People not profit

A day in El Sunza

August 31, 2007 · 1 Comment

We walk through town. Down dirt roads or trails littered with rocks and trash. A flow of muddy, milky water braids its way downhill, further.

We stop at one of the many wire and wood gates fixed into the brush fences along the road marking a house. A mother holding a small child comes to the gate to meet us, two more daughters at her sides. They are shy. It takes them some time to work up to a wave, then a smile. Before long they wave warmly and share their names. Such beautiful faces. The boys are less timid. They play in the road by themselves and watch us. One boy without shirt or shoes, maybe four years old, stares at us blankly, unblinking, while he beats a plant beside him with a stick. He’s emulating hammering. Two more boys appear in the road, both barefoot and without expression. They sit close side by side. One of them hammers into the packed mud with a sharp rock. He does so with precision as if he’s looking for something. The world’s smallest archeologist.
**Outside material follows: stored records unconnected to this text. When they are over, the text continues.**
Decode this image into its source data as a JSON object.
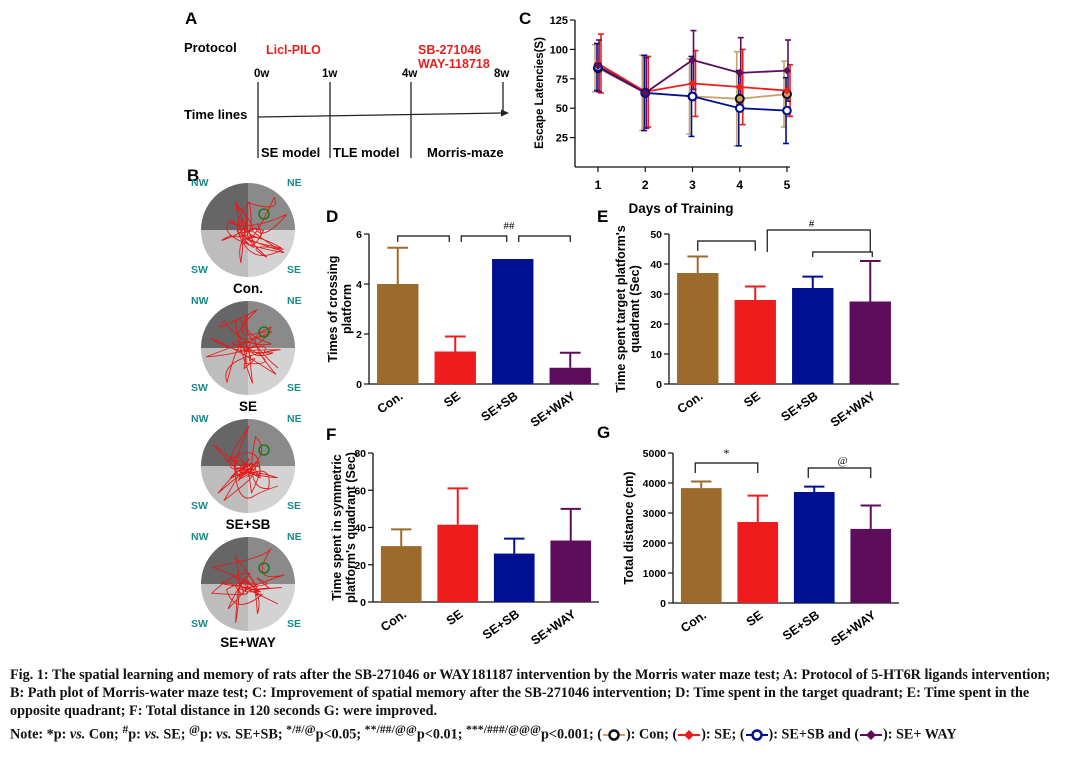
{
  "panel_letters": [
    "A",
    "B",
    "C",
    "D",
    "E",
    "F",
    "G"
  ],
  "protocol": {
    "label": "Protocol",
    "timelines_label": "Time lines",
    "drug1": "Licl-PILO",
    "drug2a": "SB-271046",
    "drug2b": "WAY-118718",
    "ticks": [
      "0w",
      "1w",
      "4w",
      "8w"
    ],
    "phases": [
      "SE model",
      "TLE model",
      "Morris-maze"
    ]
  },
  "paths": {
    "quadrants": [
      "NW",
      "NE",
      "SW",
      "SE"
    ],
    "groups": [
      "Con.",
      "SE",
      "SE+SB",
      "SE+WAY"
    ]
  },
  "colors": {
    "con": "#9c6b2c",
    "se": "#ee1c1c",
    "sb": "#001090",
    "way": "#5e0d5c",
    "con_line": "#c8a26a",
    "red_text": "#e32222",
    "teal": "#1a8a8a"
  },
  "chart_data": [
    {
      "panel": "C",
      "type": "line",
      "xlabel": "Days of Training",
      "ylabel": "Escape Latencies(S)",
      "x": [
        1,
        2,
        3,
        4,
        5
      ],
      "xlim": [
        1,
        5
      ],
      "ylim": [
        0,
        125
      ],
      "yticks": [
        25,
        50,
        75,
        100,
        125
      ],
      "series": [
        {
          "key": "con",
          "values": [
            84,
            63,
            60,
            58,
            62
          ],
          "err": [
            20,
            32,
            32,
            40,
            28
          ]
        },
        {
          "key": "se",
          "values": [
            88,
            64,
            71,
            68,
            65
          ],
          "err": [
            25,
            30,
            28,
            32,
            22
          ]
        },
        {
          "key": "sb",
          "values": [
            85,
            63,
            60,
            50,
            48
          ],
          "err": [
            20,
            32,
            34,
            32,
            28
          ]
        },
        {
          "key": "way",
          "values": [
            86,
            63,
            91,
            80,
            82
          ],
          "err": [
            22,
            30,
            25,
            30,
            26
          ]
        }
      ]
    },
    {
      "panel": "D",
      "type": "bar",
      "ylabel_lines": [
        "Times of crossing",
        "platform"
      ],
      "categories": [
        "Con.",
        "SE",
        "SE+SB",
        "SE+WAY"
      ],
      "values": [
        4.0,
        1.3,
        5.0,
        0.65
      ],
      "err": [
        1.45,
        0.6,
        0,
        0.6
      ],
      "ylim": [
        0,
        6
      ],
      "yticks": [
        0,
        2,
        4,
        6
      ],
      "annotations": [
        "##"
      ]
    },
    {
      "panel": "E",
      "type": "bar",
      "ylabel_lines": [
        "Time spent target platform's",
        "quadrant (Sec)"
      ],
      "categories": [
        "Con.",
        "SE",
        "SE+SB",
        "SE+WAY"
      ],
      "values": [
        37,
        28,
        32,
        27.5
      ],
      "err": [
        5.5,
        4.5,
        3.8,
        13.5
      ],
      "ylim": [
        0,
        50
      ],
      "yticks": [
        0,
        10,
        20,
        30,
        40,
        50
      ],
      "annotations": [
        "#"
      ]
    },
    {
      "panel": "F",
      "type": "bar",
      "ylabel_lines": [
        "Time spent in symmetric",
        "platform's quadrant (Sec)"
      ],
      "categories": [
        "Con.",
        "SE",
        "SE+SB",
        "SE+WAY"
      ],
      "values": [
        30,
        41.5,
        26,
        33
      ],
      "err": [
        9,
        19.5,
        8,
        17
      ],
      "ylim": [
        0,
        80
      ],
      "yticks": [
        0,
        20,
        40,
        60,
        80
      ],
      "annotations": []
    },
    {
      "panel": "G",
      "type": "bar",
      "ylabel_lines": [
        "Total distance (cm)"
      ],
      "categories": [
        "Con.",
        "SE",
        "SE+SB",
        "SE+WAY"
      ],
      "values": [
        3830,
        2700,
        3700,
        2470
      ],
      "err": [
        220,
        880,
        180,
        780
      ],
      "ylim": [
        0,
        5000
      ],
      "yticks": [
        0,
        1000,
        2000,
        3000,
        4000,
        5000
      ],
      "annotations": [
        "*",
        "@"
      ]
    }
  ],
  "caption": {
    "fig_label": "Fig. 1:",
    "text": "The spatial learning and memory of rats after the SB-271046 or WAY181187 intervention by the Morris water maze test; A: Protocol of 5-HT6R ligands intervention; B: Path plot of Morris-water maze test; C: Improvement of spatial memory after the SB-271046 intervention; D: Time spent in the target quadrant; E: Time spent in the opposite quadrant; F: Total distance in 120 seconds G: were improved.",
    "note_label": "Note:",
    "note_1": "*p:",
    "note_vs": "vs.",
    "note_con": "Con;",
    "note_2_mark": "#",
    "note_2": "p:",
    "note_se": "SE;",
    "note_3_mark": "@",
    "note_3": "p:",
    "note_sesb": "SE+SB;",
    "note_p1_mark": "*/#/@",
    "note_p1": "p<0.05;",
    "note_p2_mark": "**/##/@@",
    "note_p2": "p<0.01;",
    "note_p3_mark": "***/###/@@@",
    "note_p3": "p<0.001;",
    "legend_con": "): Con;",
    "legend_se": "): SE;",
    "legend_sb": "): SE+SB and",
    "legend_way": "): SE+ WAY"
  }
}
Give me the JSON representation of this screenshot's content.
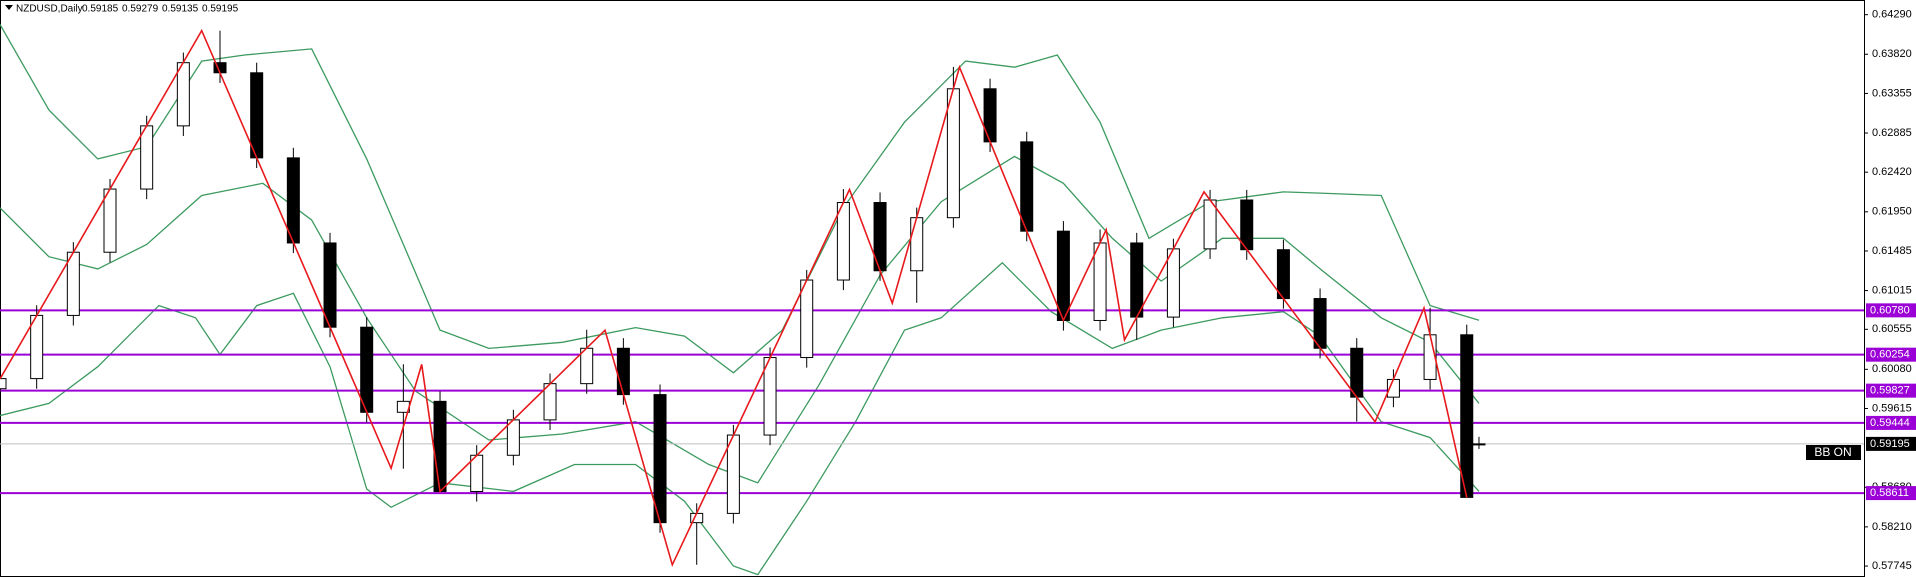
{
  "chart_data": {
    "type": "candlestick",
    "symbol": "NZDUSD,Daily",
    "bb_label": "BB ON",
    "xlim": [
      0,
      305
    ],
    "ylim": [
      0.57615,
      0.64464
    ],
    "yticks": [
      {
        "value": 0.6429,
        "label": "0.64290"
      },
      {
        "value": 0.6382,
        "label": "0.63820"
      },
      0.63355,
      0.62885,
      {
        "value": 0.6242,
        "label": "0.62420"
      },
      {
        "value": 0.6195,
        "label": "0.61950"
      },
      0.61485,
      0.61015,
      0.60555,
      {
        "value": 0.6008,
        "label": "0.60080"
      },
      0.59615,
      {
        "value": 0.5868,
        "label": "0.58680"
      },
      {
        "value": 0.5821,
        "label": "0.58210"
      },
      0.57745
    ],
    "up_color": "#ffffff",
    "down_color": "#000000",
    "x": [
      0,
      6,
      12,
      18,
      24,
      30,
      36,
      42,
      48,
      54,
      60,
      66,
      72,
      78,
      84,
      90,
      96,
      102,
      108,
      114,
      120,
      126,
      132,
      138,
      144,
      150,
      156,
      162,
      168,
      174,
      180,
      186,
      192,
      198,
      204,
      210,
      216,
      222,
      228,
      234,
      240,
      242
    ],
    "open": [
      0.5985,
      0.5997,
      0.6072,
      0.6147,
      0.6222,
      0.6297,
      0.6372,
      0.636,
      0.6259,
      0.6158,
      0.6058,
      0.5957,
      0.597,
      0.5863,
      0.5906,
      0.5948,
      0.5991,
      0.6033,
      0.5978,
      0.5826,
      0.5837,
      0.593,
      0.6022,
      0.6114,
      0.6206,
      0.6125,
      0.6188,
      0.6341,
      0.6278,
      0.6172,
      0.6066,
      0.6158,
      0.607,
      0.6151,
      0.6209,
      0.615,
      0.6092,
      0.6033,
      0.5975,
      0.5996,
      0.6049,
      0.59185
    ],
    "high": [
      0.6009,
      0.6084,
      0.6159,
      0.6234,
      0.6309,
      0.6384,
      0.641,
      0.6372,
      0.6271,
      0.617,
      0.607,
      0.6014,
      0.5982,
      0.5918,
      0.596,
      0.6003,
      0.6055,
      0.6045,
      0.599,
      0.5849,
      0.5942,
      0.6034,
      0.6126,
      0.6222,
      0.6218,
      0.62,
      0.6367,
      0.6353,
      0.629,
      0.6184,
      0.6174,
      0.617,
      0.6163,
      0.6221,
      0.6221,
      0.6162,
      0.6104,
      0.6045,
      0.6008,
      0.6081,
      0.6061,
      0.59279
    ],
    "low": [
      0.5973,
      0.5985,
      0.606,
      0.6135,
      0.621,
      0.6285,
      0.6348,
      0.6247,
      0.6146,
      0.6046,
      0.5945,
      0.589,
      0.5863,
      0.5851,
      0.5894,
      0.5936,
      0.5979,
      0.5966,
      0.5814,
      0.5776,
      0.5825,
      0.5918,
      0.601,
      0.6102,
      0.6113,
      0.6087,
      0.6176,
      0.6266,
      0.616,
      0.6054,
      0.6054,
      0.6043,
      0.6058,
      0.6139,
      0.6138,
      0.608,
      0.6021,
      0.5946,
      0.5963,
      0.5984,
      0.5856,
      0.59135
    ],
    "close": [
      0.5997,
      0.6072,
      0.6147,
      0.6222,
      0.6297,
      0.6372,
      0.636,
      0.6259,
      0.6158,
      0.6058,
      0.5957,
      0.597,
      0.5863,
      0.5906,
      0.5948,
      0.5991,
      0.6033,
      0.5978,
      0.5826,
      0.5837,
      0.593,
      0.6022,
      0.6114,
      0.6206,
      0.6125,
      0.6188,
      0.6341,
      0.6278,
      0.6172,
      0.6066,
      0.6158,
      0.607,
      0.6151,
      0.6209,
      0.615,
      0.6092,
      0.6033,
      0.5975,
      0.5996,
      0.6049,
      0.5856,
      0.59195
    ],
    "bands": {
      "color": "#3c9a5f",
      "series": [
        {
          "x": [
            0,
            8,
            16,
            24,
            33,
            40,
            51,
            55,
            60,
            66,
            72,
            80,
            92,
            104,
            112,
            120,
            128,
            138,
            148,
            158,
            166,
            173,
            180,
            188,
            198,
            210,
            216,
            226,
            234,
            242
          ],
          "values": [
            0.64174,
            0.63158,
            0.62578,
            0.62723,
            0.63739,
            0.63811,
            0.63884,
            0.63303,
            0.62578,
            0.61562,
            0.60546,
            0.60329,
            0.60401,
            0.60575,
            0.60474,
            0.60039,
            0.60546,
            0.61997,
            0.63013,
            0.63739,
            0.63666,
            0.63811,
            0.63013,
            0.61635,
            0.6207,
            0.62186,
            0.62172,
            0.62143,
            0.60837,
            0.60662
          ]
        },
        {
          "x": [
            0,
            8,
            16,
            24,
            33,
            43,
            51,
            60,
            68,
            80,
            92,
            104,
            116,
            124,
            134,
            144,
            154,
            166,
            174,
            182,
            190,
            200,
            210,
            216,
            226,
            234,
            242
          ],
          "values": [
            0.61997,
            0.61417,
            0.61272,
            0.61562,
            0.62143,
            0.62288,
            0.61852,
            0.60692,
            0.59821,
            0.59241,
            0.59313,
            0.59458,
            0.5895,
            0.58733,
            0.59893,
            0.61199,
            0.6207,
            0.62607,
            0.62288,
            0.61635,
            0.61127,
            0.61635,
            0.61635,
            0.61272,
            0.60692,
            0.60401,
            0.59676
          ]
        },
        {
          "x": [
            0,
            8,
            16,
            26,
            32,
            36,
            42,
            48,
            54,
            60,
            64,
            72,
            84,
            94,
            104,
            112,
            120,
            124,
            132,
            140,
            148,
            154,
            164,
            172,
            182,
            190,
            200,
            210,
            216,
            226,
            234,
            242
          ],
          "values": [
            0.59531,
            0.59676,
            0.60111,
            0.60837,
            0.60692,
            0.60256,
            0.60837,
            0.60982,
            0.60111,
            0.5866,
            0.58442,
            0.58733,
            0.58631,
            0.5895,
            0.5895,
            0.58515,
            0.57746,
            0.57644,
            0.58515,
            0.59458,
            0.60546,
            0.60692,
            0.61344,
            0.60764,
            0.60329,
            0.60546,
            0.60692,
            0.60764,
            0.60474,
            0.59458,
            0.5927,
            0.58631
          ]
        }
      ]
    },
    "zigzag": {
      "color": "#e8191c",
      "x": [
        0,
        33,
        64,
        69,
        72,
        99,
        110,
        139,
        146,
        157,
        174,
        181,
        184,
        197,
        225,
        233,
        240
      ],
      "values": [
        0.59965,
        0.64101,
        0.58905,
        0.60139,
        0.5863,
        0.60545,
        0.5776,
        0.62215,
        0.60865,
        0.63666,
        0.60662,
        0.61736,
        0.60429,
        0.62186,
        0.59457,
        0.60807,
        0.58557
      ]
    },
    "levels": {
      "color": "#9b00d6",
      "values": [
        {
          "value": 0.6078,
          "label": "0.60780"
        },
        0.60254,
        0.59827,
        0.59444,
        0.58611
      ]
    }
  }
}
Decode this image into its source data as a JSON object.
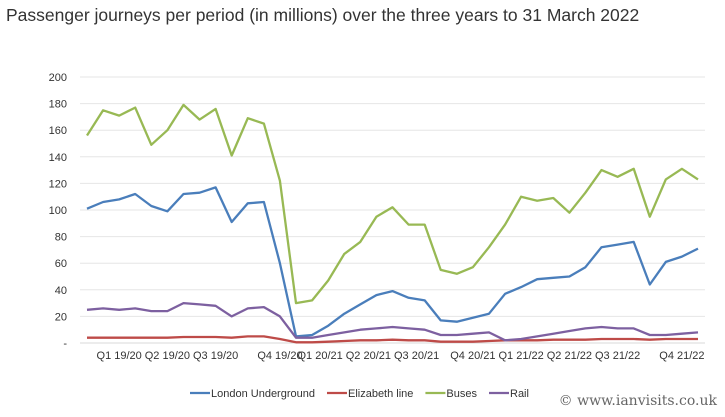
{
  "chart_data": {
    "type": "line",
    "title": "Passenger journeys per period (in millions) over the three years to 31 March 2022",
    "ylim": [
      0,
      200
    ],
    "yticks": [
      0,
      20,
      40,
      60,
      80,
      100,
      120,
      140,
      160,
      180,
      200
    ],
    "ytick_labels": [
      "-",
      "20",
      "40",
      "60",
      "80",
      "100",
      "120",
      "140",
      "160",
      "180",
      "200"
    ],
    "grid": true,
    "legend_placement": "bottom",
    "xtick_labels": [
      {
        "label": "Q1 19/20",
        "period": 2
      },
      {
        "label": "Q2 19/20",
        "period": 5
      },
      {
        "label": "Q3 19/20",
        "period": 8
      },
      {
        "label": "Q4 19/20",
        "period": 12
      },
      {
        "label": "Q1 20/21",
        "period": 14.5
      },
      {
        "label": "Q2 20/21",
        "period": 17.5
      },
      {
        "label": "Q3 20/21",
        "period": 20.5
      },
      {
        "label": "Q4 20/21",
        "period": 24
      },
      {
        "label": "Q1 21/22",
        "period": 27
      },
      {
        "label": "Q2 21/22",
        "period": 30
      },
      {
        "label": "Q3 21/22",
        "period": 33
      },
      {
        "label": "Q4 21/22",
        "period": 37
      }
    ],
    "series": [
      {
        "name": "London Underground",
        "color": "#4a7ebb",
        "values": [
          101,
          106,
          108,
          112,
          103,
          99,
          112,
          113,
          117,
          91,
          105,
          106,
          60,
          5,
          6,
          13,
          22,
          29,
          36,
          39,
          34,
          32,
          17,
          16,
          19,
          22,
          37,
          42,
          48,
          49,
          50,
          57,
          72,
          74,
          76,
          44,
          61,
          65,
          71
        ]
      },
      {
        "name": "Elizabeth line",
        "color": "#be4b48",
        "values": [
          4,
          4,
          4,
          4,
          4,
          4,
          4.5,
          4.5,
          4.5,
          4,
          5,
          5,
          3,
          0.5,
          0.5,
          1,
          1.5,
          2,
          2,
          2.5,
          2,
          2,
          1,
          1,
          1,
          1.5,
          2,
          2,
          2,
          2.5,
          2.5,
          2.5,
          3,
          3,
          3,
          2.5,
          3,
          3,
          3
        ]
      },
      {
        "name": "Buses",
        "color": "#98b954",
        "values": [
          156,
          175,
          171,
          177,
          149,
          160,
          179,
          168,
          176,
          141,
          169,
          165,
          122,
          30,
          32,
          47,
          67,
          76,
          95,
          102,
          89,
          89,
          55,
          52,
          57,
          72,
          89,
          110,
          107,
          109,
          98,
          113,
          130,
          125,
          131,
          95,
          123,
          131,
          123
        ]
      },
      {
        "name": "Rail",
        "color": "#7d60a0",
        "values": [
          25,
          26,
          25,
          26,
          24,
          24,
          30,
          29,
          28,
          20,
          26,
          27,
          20,
          4,
          4,
          6,
          8,
          10,
          11,
          12,
          11,
          10,
          6,
          6,
          7,
          8,
          2,
          3,
          5,
          7,
          9,
          11,
          12,
          11,
          11,
          6,
          6,
          7,
          8
        ]
      }
    ]
  },
  "watermark": "© www.ianvisits.co.uk"
}
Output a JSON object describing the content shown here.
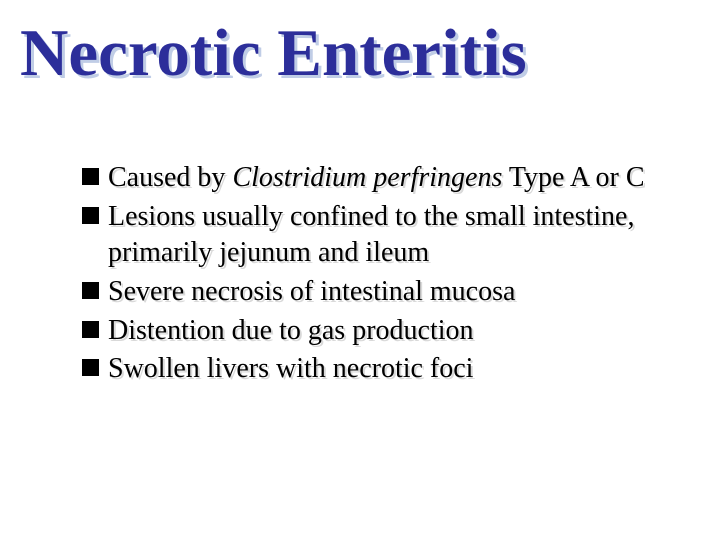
{
  "title": "Necrotic Enteritis",
  "title_color": "#2c2e9a",
  "title_shadow_color": "#c0cde6",
  "title_fontsize": 67,
  "body_fontsize": 28,
  "body_color": "#000000",
  "bullet_marker_color": "#000000",
  "text_shadow_color": "#d9d9d9",
  "background_color": "#ffffff",
  "bullets": [
    {
      "prefix": "Caused by ",
      "italic": "Clostridium perfringens",
      "suffix": " Type A or C"
    },
    {
      "text": "Lesions usually confined to the small intestine, primarily jejunum and ileum"
    },
    {
      "text": "Severe necrosis of intestinal mucosa"
    },
    {
      "text": "Distention due to gas production"
    },
    {
      "text": "Swollen livers with necrotic foci"
    }
  ]
}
The mother says buenas to each of us and we continue down the road, further and deeper. The dirt path narrows, the footing crumbly but not precarious. When our path flattens out we turn and head up the side of a hill. Everything is covered in scrub, tropical green bushy scrub, and is checkered with trash. We climb a one-person dirt trail. Near the top is a dilapidated shelter. Four sheet metal walls with tree branches acting as pillars. An open space for a doorway and a sheet metal roof weighted down with igneous rocks. Surely the roof cannot keep out the rain. And it rains every day.

Children emerge and a round woman wearing a humble skirt, t-shirt, and sandals. Dee, our nurse, goes into the dark room to talk with the mother and her children. She has six, Dee says. In a ten by ten shack, live these six children and mother. No father, he left her, they were never married.

There is beauty in this house, however. All around it. Being on the edge of the hill at the very end of the village, the house has a grand view of the valley below the village, and the small mountains. Square plots of corn and sugarcane checkerboard up to the mountainside. The closest little mountain is densely vegetated. Our friend and guide, fourteen year-old Santos, climbs onto a rock and beckons to me. He’s lived here his whole life and knows what a view it is. He says there are coffee trees on the mountain. And that the mountain has a twin to its south. That there is another town on the other side of the mountain. And another after that.